Posted on May 9, 2019 at 5:03 am by alexmanzara · Permalink · Leave a comment
In: Eurodollar Options

China, Iran and US banks altering agreements

May 8, 2019

–Yields fell as stocks declined.  Tens shaved 5 bps off to end at 2.446% in front of today’s 10y auction.  The red eurodollar pack closed +5.125, with greens, blues and golds +5.5.  SPX fell 1.65% with Nasdaq down 2% as the showdown on a US/China trade deal moved into a more precarious stage.  Vol up in both stocks and fixed income with the VIX nearing 20 and many eurodollar straddles adding 1-1.5 bps, but there seemed to be some call profit-taking in treasuries as well.
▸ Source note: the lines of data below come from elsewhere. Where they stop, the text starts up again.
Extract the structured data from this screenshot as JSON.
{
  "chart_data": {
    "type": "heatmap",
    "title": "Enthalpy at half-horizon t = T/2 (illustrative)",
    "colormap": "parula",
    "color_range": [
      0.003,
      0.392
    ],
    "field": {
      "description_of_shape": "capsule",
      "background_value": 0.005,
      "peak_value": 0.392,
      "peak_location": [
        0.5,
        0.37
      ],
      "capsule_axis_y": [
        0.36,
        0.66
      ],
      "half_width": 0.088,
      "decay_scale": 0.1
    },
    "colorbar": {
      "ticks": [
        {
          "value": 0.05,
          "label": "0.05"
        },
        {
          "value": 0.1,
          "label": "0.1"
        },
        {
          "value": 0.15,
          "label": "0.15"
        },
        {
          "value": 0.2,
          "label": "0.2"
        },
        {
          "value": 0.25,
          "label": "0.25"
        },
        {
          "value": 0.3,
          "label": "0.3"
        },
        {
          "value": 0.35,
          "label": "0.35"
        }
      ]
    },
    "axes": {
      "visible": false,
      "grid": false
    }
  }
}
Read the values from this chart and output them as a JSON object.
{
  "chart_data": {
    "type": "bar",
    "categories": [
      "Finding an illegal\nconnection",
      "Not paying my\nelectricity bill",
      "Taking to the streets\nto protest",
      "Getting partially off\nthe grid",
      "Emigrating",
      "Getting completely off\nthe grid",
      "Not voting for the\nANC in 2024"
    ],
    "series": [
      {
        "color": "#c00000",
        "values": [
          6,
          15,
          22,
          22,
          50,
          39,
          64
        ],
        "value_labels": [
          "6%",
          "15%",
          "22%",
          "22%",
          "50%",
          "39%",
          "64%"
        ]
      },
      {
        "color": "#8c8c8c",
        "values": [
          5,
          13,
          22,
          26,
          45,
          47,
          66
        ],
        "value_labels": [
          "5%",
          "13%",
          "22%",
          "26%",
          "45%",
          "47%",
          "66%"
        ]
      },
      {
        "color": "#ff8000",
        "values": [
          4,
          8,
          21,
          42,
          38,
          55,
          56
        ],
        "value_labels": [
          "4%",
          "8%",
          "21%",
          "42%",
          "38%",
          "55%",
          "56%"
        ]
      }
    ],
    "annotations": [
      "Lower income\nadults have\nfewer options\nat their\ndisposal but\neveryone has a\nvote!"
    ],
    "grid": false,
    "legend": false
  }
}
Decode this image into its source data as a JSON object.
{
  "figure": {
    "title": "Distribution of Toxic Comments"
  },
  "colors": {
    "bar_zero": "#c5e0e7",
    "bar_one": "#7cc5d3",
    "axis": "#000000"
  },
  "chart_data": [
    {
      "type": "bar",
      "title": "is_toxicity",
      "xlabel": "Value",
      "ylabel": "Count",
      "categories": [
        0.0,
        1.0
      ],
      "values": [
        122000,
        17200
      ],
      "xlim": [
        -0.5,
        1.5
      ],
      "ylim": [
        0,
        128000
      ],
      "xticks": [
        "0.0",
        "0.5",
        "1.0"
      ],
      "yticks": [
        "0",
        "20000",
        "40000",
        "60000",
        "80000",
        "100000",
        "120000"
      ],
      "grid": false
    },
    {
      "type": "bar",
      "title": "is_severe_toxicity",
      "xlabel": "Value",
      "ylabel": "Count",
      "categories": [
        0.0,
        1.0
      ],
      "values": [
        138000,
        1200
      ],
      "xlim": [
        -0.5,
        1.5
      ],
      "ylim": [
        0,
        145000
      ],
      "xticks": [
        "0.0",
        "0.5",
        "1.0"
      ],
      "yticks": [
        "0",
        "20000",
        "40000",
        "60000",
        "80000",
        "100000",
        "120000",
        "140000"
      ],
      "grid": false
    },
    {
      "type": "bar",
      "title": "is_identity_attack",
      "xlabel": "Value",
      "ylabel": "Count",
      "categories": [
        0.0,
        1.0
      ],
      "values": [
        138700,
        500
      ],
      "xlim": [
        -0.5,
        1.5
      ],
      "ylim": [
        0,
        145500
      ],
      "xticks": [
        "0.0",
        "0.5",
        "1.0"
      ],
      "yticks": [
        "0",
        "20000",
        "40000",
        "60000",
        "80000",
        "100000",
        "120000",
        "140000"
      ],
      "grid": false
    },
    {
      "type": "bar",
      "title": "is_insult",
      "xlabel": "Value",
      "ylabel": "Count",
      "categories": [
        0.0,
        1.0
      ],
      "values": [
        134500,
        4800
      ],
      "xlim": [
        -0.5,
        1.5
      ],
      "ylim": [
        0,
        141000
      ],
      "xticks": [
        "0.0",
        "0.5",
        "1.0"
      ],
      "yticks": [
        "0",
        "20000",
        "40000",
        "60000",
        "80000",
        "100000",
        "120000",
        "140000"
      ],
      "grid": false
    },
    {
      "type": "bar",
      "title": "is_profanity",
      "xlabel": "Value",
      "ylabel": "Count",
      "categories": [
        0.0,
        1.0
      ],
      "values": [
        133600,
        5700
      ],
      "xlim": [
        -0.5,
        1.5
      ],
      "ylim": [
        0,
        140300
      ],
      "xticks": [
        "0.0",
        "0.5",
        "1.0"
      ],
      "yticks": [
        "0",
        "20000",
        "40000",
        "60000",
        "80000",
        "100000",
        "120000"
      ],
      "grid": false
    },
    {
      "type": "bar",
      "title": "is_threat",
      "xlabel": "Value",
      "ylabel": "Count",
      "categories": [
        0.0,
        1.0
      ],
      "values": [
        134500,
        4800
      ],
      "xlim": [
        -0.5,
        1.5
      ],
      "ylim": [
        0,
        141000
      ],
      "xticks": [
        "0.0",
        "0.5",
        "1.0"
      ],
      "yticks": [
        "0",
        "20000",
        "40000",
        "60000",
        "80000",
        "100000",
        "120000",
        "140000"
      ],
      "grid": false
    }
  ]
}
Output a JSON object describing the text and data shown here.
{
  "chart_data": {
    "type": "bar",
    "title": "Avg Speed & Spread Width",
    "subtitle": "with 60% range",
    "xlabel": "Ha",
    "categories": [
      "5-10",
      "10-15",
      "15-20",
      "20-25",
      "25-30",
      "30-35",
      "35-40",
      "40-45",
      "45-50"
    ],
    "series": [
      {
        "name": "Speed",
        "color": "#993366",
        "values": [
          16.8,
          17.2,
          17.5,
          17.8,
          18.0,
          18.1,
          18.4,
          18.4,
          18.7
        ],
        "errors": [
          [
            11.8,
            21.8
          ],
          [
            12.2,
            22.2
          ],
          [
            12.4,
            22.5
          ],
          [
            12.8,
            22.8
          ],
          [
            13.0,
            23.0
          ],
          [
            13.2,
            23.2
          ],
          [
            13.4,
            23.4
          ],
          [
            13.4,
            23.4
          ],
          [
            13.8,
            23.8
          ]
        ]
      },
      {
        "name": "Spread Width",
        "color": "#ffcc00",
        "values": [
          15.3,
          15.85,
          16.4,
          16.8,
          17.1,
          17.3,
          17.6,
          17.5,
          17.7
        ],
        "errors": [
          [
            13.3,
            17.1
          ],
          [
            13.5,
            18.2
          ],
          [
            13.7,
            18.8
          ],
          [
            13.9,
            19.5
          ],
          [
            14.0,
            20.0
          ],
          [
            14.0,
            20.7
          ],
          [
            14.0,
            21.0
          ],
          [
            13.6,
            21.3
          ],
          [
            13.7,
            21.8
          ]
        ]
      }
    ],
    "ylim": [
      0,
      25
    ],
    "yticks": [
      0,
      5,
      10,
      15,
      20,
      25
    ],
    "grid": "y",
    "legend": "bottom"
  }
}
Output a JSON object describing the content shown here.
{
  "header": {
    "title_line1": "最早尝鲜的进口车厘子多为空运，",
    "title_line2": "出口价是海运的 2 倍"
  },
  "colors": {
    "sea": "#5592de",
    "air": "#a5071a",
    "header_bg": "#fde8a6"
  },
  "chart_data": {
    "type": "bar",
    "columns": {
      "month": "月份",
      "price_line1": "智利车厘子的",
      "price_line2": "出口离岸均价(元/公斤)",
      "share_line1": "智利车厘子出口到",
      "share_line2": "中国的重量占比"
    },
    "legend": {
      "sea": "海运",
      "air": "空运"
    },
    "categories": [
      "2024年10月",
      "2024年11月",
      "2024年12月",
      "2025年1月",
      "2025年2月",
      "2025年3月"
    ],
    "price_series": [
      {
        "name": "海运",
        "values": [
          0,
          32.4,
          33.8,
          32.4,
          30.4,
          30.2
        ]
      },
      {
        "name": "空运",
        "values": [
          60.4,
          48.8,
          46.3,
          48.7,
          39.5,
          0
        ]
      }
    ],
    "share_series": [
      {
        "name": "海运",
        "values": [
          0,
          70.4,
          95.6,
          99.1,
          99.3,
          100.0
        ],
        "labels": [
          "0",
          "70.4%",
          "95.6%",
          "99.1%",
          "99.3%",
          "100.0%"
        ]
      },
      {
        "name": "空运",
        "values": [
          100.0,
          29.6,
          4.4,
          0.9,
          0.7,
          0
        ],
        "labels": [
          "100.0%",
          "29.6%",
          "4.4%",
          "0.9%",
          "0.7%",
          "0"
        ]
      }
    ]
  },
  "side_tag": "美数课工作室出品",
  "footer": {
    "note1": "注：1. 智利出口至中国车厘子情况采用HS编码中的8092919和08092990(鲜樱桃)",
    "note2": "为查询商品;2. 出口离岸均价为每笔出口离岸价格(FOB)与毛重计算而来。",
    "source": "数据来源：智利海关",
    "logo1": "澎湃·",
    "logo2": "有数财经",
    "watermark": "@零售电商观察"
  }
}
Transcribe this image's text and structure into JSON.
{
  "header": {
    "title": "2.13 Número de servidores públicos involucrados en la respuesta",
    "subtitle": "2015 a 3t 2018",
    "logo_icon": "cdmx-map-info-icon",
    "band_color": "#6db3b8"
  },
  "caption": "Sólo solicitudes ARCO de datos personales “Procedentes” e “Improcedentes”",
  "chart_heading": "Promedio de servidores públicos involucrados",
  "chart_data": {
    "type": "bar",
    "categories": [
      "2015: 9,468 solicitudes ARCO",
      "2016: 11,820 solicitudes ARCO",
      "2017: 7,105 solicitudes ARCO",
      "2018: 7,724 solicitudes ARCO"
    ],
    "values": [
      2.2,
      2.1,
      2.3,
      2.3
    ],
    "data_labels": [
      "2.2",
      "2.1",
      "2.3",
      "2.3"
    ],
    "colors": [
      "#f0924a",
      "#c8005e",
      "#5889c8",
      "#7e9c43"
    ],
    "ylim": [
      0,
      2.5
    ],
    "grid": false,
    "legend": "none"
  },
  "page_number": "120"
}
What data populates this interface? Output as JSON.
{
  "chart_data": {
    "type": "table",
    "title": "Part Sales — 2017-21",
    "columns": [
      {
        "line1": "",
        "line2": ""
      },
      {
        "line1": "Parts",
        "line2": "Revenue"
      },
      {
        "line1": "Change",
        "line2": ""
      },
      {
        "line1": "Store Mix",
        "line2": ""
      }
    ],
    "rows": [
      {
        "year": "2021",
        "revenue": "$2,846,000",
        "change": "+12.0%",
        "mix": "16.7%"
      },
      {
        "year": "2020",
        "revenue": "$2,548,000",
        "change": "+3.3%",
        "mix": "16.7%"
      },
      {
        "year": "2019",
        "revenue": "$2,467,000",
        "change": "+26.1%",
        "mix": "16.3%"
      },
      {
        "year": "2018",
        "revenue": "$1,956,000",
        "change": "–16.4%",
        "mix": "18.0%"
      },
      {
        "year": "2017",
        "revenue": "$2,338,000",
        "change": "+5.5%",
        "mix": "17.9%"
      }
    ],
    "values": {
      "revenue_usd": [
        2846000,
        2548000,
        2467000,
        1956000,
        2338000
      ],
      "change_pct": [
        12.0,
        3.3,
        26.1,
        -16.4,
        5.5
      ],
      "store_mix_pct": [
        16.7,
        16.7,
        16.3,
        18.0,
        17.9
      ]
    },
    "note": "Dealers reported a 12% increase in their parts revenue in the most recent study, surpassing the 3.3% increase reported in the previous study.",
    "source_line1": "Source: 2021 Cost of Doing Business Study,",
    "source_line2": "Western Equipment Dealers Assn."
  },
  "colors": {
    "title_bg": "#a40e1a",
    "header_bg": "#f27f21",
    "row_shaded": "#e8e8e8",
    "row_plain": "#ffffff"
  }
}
–Odds for Fed rate cuts increased slightly, but are not particularly close to more extreme measures seen at the end of March.  For example, the lowest one-year ED calendar spread is now EDU9/EDU0 at -29.5, while the lowest in March hit -42.0.  Aug/Oct Fed Fund spread is -6.0, indicating a 25% chance of ease in Sept (that had traded below -8.5 in March).  Jan 2020 funds settled 9781.5, which, given changes in IOER, is somewhere around 75-85% chance of a cut by year-end.  

–It’s not only about China.  The Turkish lira today is edging to a new low of 6.17 and apparently Iran is also stepping back from earlier agreements, leading to increased internat’l tension.  The Italy bank index has erased April’s gain and is nearing levels from late March.

–On a more mundane domestic note, Consumer Credit yesterday for March was up much less than expected at $10.4b vs $16b exp.  Revolving credit (credit cards) actually declined on the month.  In my mind, there are only two explanations: one, banks are tightening conditions as delinquencies edge up or two, households are trying to load up on student loan debt for the upcoming jubilee.  Non-revolving credit (student and car) increased nearly $12b from $2.983 to $2.995t.  A drop in revolving credit is a red flag.